The question of what causes someone to develop psychopathy or psychopathic personality traits has been researched for years. A dominating question in the field is whether one's social environment or genetics are more influential in the development of the pathology. Some have argued that genetics is at the core of psychopathy with regards to the emotional dysfunction and reduced emotional responsiveness. However, others claim that environmental and social factors (such as childhood trauma) are at the forefront of the personality, but dependent on whether they fall into Hare's conceptualization of "primary" or "secondary" psychopathy.

Columbia University forensic psychiatrist Michael H. Stone considered that in some cases the "horrific backgrounds" of some serial killers who are psychopathic contribute to their crimes. In an August 2008 interview, Stone recalled the visit that he had made to serial killer Tommy Lynn Sells, who was on death row in Texas. Stone stated that Sells attributed much of his behavior to the traumas of his childhood, with Stone adding that Sells' mother had given the custody of Sells to an aunt who, in turn, exposed him to a pedophile who molested him. Stone related this vision in his 2009 book The Anatomy of Evil, along with others like brain injury and other issues in childhood or early adolescence that may contribute to some criminals' psychopathy.

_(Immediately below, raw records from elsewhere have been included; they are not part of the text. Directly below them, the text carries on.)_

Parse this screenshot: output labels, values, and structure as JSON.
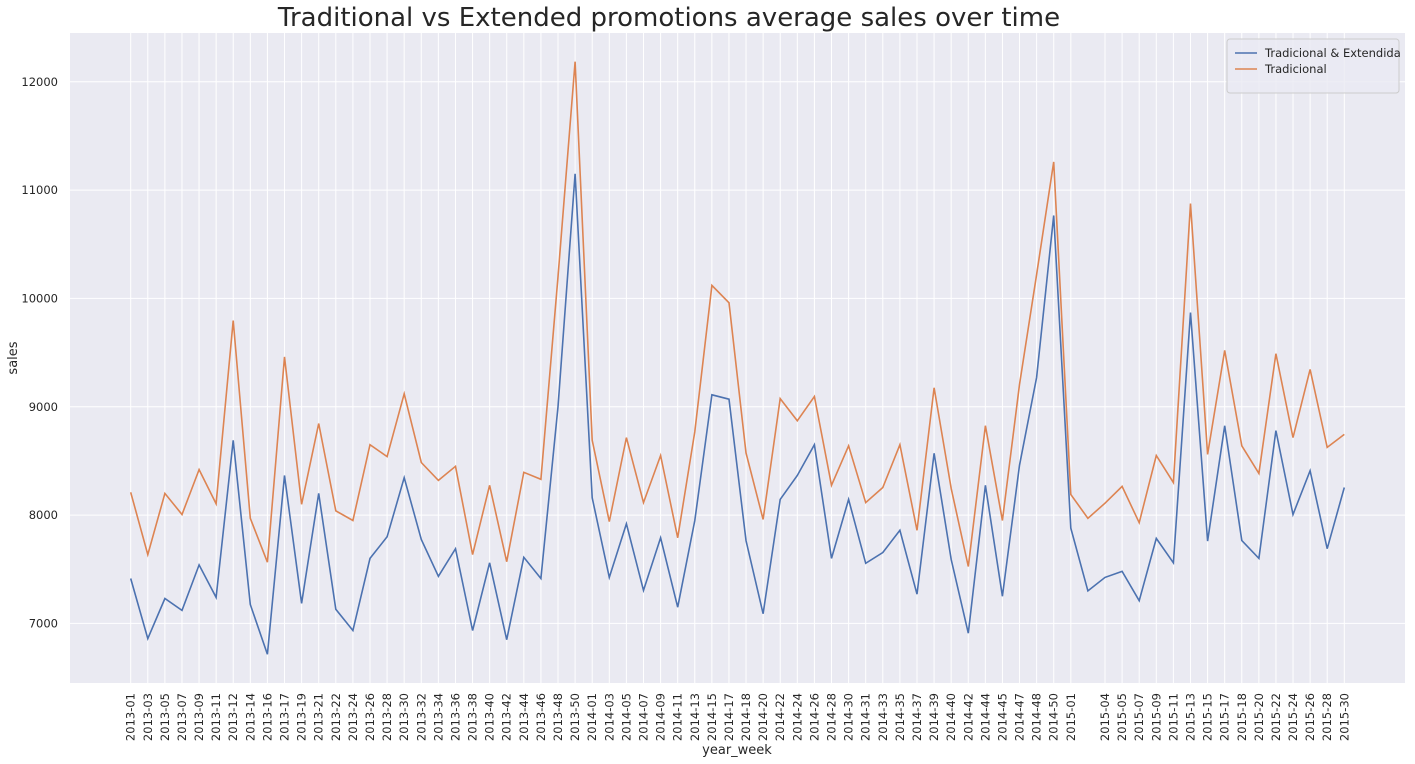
{
  "chart_data": {
    "type": "line",
    "title": "Traditional vs Extended promotions average sales over time",
    "x_label": "year_week",
    "y_label": "sales",
    "categories": [
      "2013-01",
      "2013-03",
      "2013-05",
      "2013-07",
      "2013-09",
      "2013-11",
      "2013-12",
      "2013-14",
      "2013-16",
      "2013-17",
      "2013-19",
      "2013-21",
      "2013-22",
      "2013-24",
      "2013-26",
      "2013-28",
      "2013-30",
      "2013-32",
      "2013-34",
      "2013-36",
      "2013-38",
      "2013-40",
      "2013-42",
      "2013-44",
      "2013-46",
      "2013-48",
      "2013-50",
      "2014-01",
      "2014-03",
      "2014-05",
      "2014-07",
      "2014-09",
      "2014-11",
      "2014-13",
      "2014-15",
      "2014-17",
      "2014-18",
      "2014-20",
      "2014-22",
      "2014-24",
      "2014-26",
      "2014-28",
      "2014-30",
      "2014-31",
      "2014-33",
      "2014-35",
      "2014-37",
      "2014-39",
      "2014-40",
      "2014-42",
      "2014-44",
      "2014-45",
      "2014-47",
      "2014-48",
      "2014-50",
      "2015-01",
      null,
      "2015-04",
      "2015-05",
      "2015-07",
      "2015-09",
      "2015-11",
      "2015-13",
      "2015-15",
      "2015-17",
      "2015-18",
      "2015-20",
      "2015-22",
      "2015-24",
      "2015-26",
      "2015-28",
      "2015-30"
    ],
    "series": [
      {
        "name": "Tradicional & Extendida",
        "color": "#4c72b0",
        "values": [
          7415,
          6860,
          7230,
          7120,
          7540,
          7240,
          8690,
          7175,
          6715,
          8365,
          7185,
          8200,
          7130,
          6935,
          7600,
          7800,
          8345,
          7775,
          7435,
          7690,
          6935,
          7560,
          6850,
          7610,
          7415,
          9000,
          11150,
          8160,
          7425,
          7920,
          7305,
          7790,
          7150,
          7950,
          9110,
          9070,
          7765,
          7090,
          8145,
          8365,
          8650,
          7600,
          8145,
          7555,
          7655,
          7860,
          7270,
          8570,
          7590,
          6910,
          8275,
          7250,
          8460,
          9270,
          10765,
          7880,
          7300,
          7425,
          7480,
          7210,
          7785,
          7560,
          9870,
          7760,
          8825,
          7765,
          7600,
          8780,
          8005,
          8410,
          7690,
          8255
        ]
      },
      {
        "name": "Tradicional",
        "color": "#dd8452",
        "values": [
          8210,
          7635,
          8200,
          8005,
          8420,
          8105,
          9795,
          7970,
          7565,
          9460,
          8100,
          8845,
          8040,
          7950,
          8650,
          8540,
          9120,
          8485,
          8320,
          8450,
          7635,
          8275,
          7570,
          8395,
          8330,
          10200,
          12185,
          8690,
          7940,
          8715,
          8115,
          8550,
          7790,
          8770,
          10120,
          9960,
          8575,
          7960,
          9075,
          8870,
          9095,
          8275,
          8640,
          8115,
          8255,
          8650,
          7860,
          9175,
          8245,
          7525,
          8825,
          7950,
          9205,
          10220,
          11260,
          8190,
          7970,
          8110,
          8265,
          7930,
          8550,
          8300,
          10875,
          8560,
          9520,
          8640,
          8385,
          9490,
          8715,
          9345,
          8625,
          8745
        ]
      }
    ],
    "ylim": [
      6450,
      12450
    ],
    "yticks": [
      7000,
      8000,
      9000,
      10000,
      11000,
      12000
    ],
    "grid": true,
    "legend": "upper right"
  }
}
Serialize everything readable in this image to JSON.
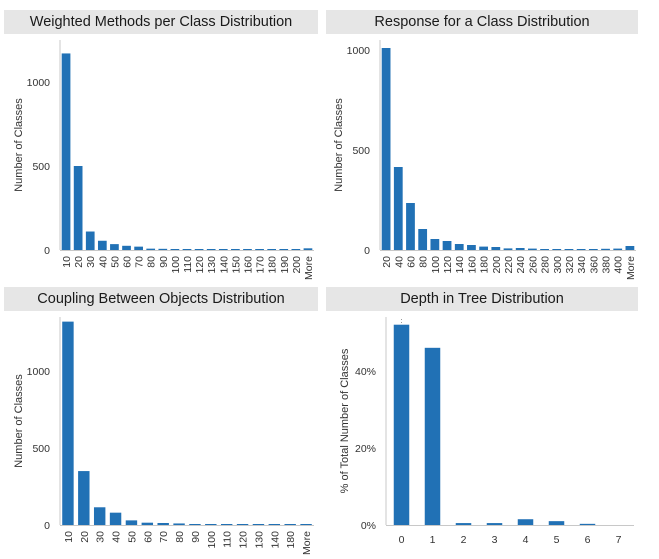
{
  "colors": {
    "bar": "#2171b5",
    "axis": "#c8c8c8",
    "title_bg": "#e6e6e6",
    "refline": "#9a9a9a"
  },
  "charts": [
    {
      "title": "Weighted Methods per Class Distribution",
      "ylabel": "Number of Classes",
      "yticks": [
        "0",
        "500",
        "1000"
      ],
      "categories": [
        "10",
        "20",
        "30",
        "40",
        "50",
        "60",
        "70",
        "80",
        "90",
        "100",
        "110",
        "120",
        "130",
        "140",
        "150",
        "160",
        "170",
        "180",
        "190",
        "200",
        "More"
      ]
    },
    {
      "title": "Response for a Class Distribution",
      "ylabel": "Number of Classes",
      "yticks": [
        "0",
        "500",
        "1000"
      ],
      "categories": [
        "20",
        "40",
        "60",
        "80",
        "100",
        "120",
        "140",
        "160",
        "180",
        "200",
        "220",
        "240",
        "260",
        "280",
        "300",
        "320",
        "340",
        "360",
        "380",
        "400",
        "More"
      ]
    },
    {
      "title": "Coupling Between Objects Distribution",
      "ylabel": "Number of Classes",
      "yticks": [
        "0",
        "500",
        "1000"
      ],
      "categories": [
        "10",
        "20",
        "30",
        "40",
        "50",
        "60",
        "70",
        "80",
        "90",
        "100",
        "110",
        "120",
        "130",
        "140",
        "180",
        "More"
      ]
    },
    {
      "title": "Depth in Tree Distribution",
      "ylabel": "% of Total Number of Classes",
      "yticks": [
        "0%",
        "20%",
        "40%"
      ],
      "categories": [
        "0",
        "1",
        "2",
        "3",
        "4",
        "5",
        "6",
        "7"
      ]
    }
  ],
  "chart_data": [
    {
      "type": "bar",
      "title": "Weighted Methods per Class Distribution",
      "xlabel": "",
      "ylabel": "Number of Classes",
      "categories": [
        "10",
        "20",
        "30",
        "40",
        "50",
        "60",
        "70",
        "80",
        "90",
        "100",
        "110",
        "120",
        "130",
        "140",
        "150",
        "160",
        "170",
        "180",
        "190",
        "200",
        "More"
      ],
      "values": [
        1170,
        500,
        110,
        55,
        35,
        25,
        20,
        8,
        7,
        5,
        4,
        3,
        2,
        2,
        1,
        1,
        1,
        1,
        1,
        1,
        10
      ],
      "ylim": [
        0,
        1250
      ],
      "grid": false
    },
    {
      "type": "bar",
      "title": "Response for a Class Distribution",
      "xlabel": "",
      "ylabel": "Number of Classes",
      "categories": [
        "20",
        "40",
        "60",
        "80",
        "100",
        "120",
        "140",
        "160",
        "180",
        "200",
        "220",
        "240",
        "260",
        "280",
        "300",
        "320",
        "340",
        "360",
        "380",
        "400",
        "More"
      ],
      "values": [
        1010,
        415,
        235,
        105,
        55,
        45,
        30,
        25,
        17,
        15,
        8,
        10,
        7,
        5,
        3,
        2,
        1,
        1,
        6,
        7,
        20
      ],
      "ylim": [
        0,
        1050
      ],
      "grid": false
    },
    {
      "type": "bar",
      "title": "Coupling Between Objects Distribution",
      "xlabel": "",
      "ylabel": "Number of Classes",
      "categories": [
        "10",
        "20",
        "30",
        "40",
        "50",
        "60",
        "70",
        "80",
        "90",
        "100",
        "110",
        "120",
        "130",
        "140",
        "180",
        "More"
      ],
      "values": [
        1320,
        350,
        115,
        80,
        30,
        15,
        13,
        10,
        6,
        3,
        1,
        1,
        1,
        1,
        1,
        1
      ],
      "ylim": [
        0,
        1350
      ],
      "grid": false
    },
    {
      "type": "bar",
      "title": "Depth in Tree Distribution",
      "xlabel": "",
      "ylabel": "% of Total Number of Classes",
      "categories": [
        "0",
        "1",
        "2",
        "3",
        "4",
        "5",
        "6",
        "7"
      ],
      "values": [
        52,
        46,
        0.5,
        0.5,
        1.5,
        1,
        0.3,
        0
      ],
      "ylim": [
        0,
        54
      ],
      "unit": "%",
      "grid": false
    }
  ]
}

== Influence of childhood trauma on psychopathy ==
Many question the influence that childhood traumatic experiences can have on a person's level of psychopathy. While many have found genetics to contribute to psychopathy, genetics alone cannot account for the etiology of psychopathy. The effects of childhood trauma can be seen in the relation it has with both psychopathic traits and inhibition of altruistic attitudes. In childhood, males who show higher levels of psychopathic traits are more likely to have experienced abuse and neglect, specifically emotional neglect, emotional abuse, physical abuse and sexual abuse. Because psychopathy has been heavily associated with interpersonal and social deficits, the effects of emotional neglect are of importance in assessment.

A caretaker's interaction with their children is imperative for the children's healthy development and survival. The behavior that a parent exhibits (e.g., rejection, overprotection, emotional warmth) towards their child shows implications towards the development of psychopathic traits. The model of psychopathy created by Christopher Patrick indicates associations between disinhibition, meanness and boldness in response to childhood maltreatment and parental behaviors. Specifically, disinhibition is linked to practically every facet of childhood maltreatment, with the exception of sexual abuse, overprotective parenting, and parental behavior (e.g., rejection and emotional warmth). Emotional neglect and mother overprotection have positive connections with meanness, while maternal and paternal emotional warmth have negative associations. Finally, both emotional maltreatment and physical neglect were linked to characteristics found in boldness.

== Gender differences ==
Christopher Patrick's triarchic model of psychopathy suggests that the dispositions of disinhibition and meanness are associated with self-reported childhood maltreatment. The association between boldness and childhood neglect is found to be stronger in males than females; the relationship between disinhibition and meanness and childhood maltreatment is also shown to be stronger in males than females. This shows that males with more marked boldness traits are less likely than females to report or suffer childhood trauma, likely because males with these traits have an advantage in mobilizing resilience and are less likely to perceive past painful events as maltreatment. It's possible that men with higher levels of disinhibition and meanness are more likely to report or experience these consequences.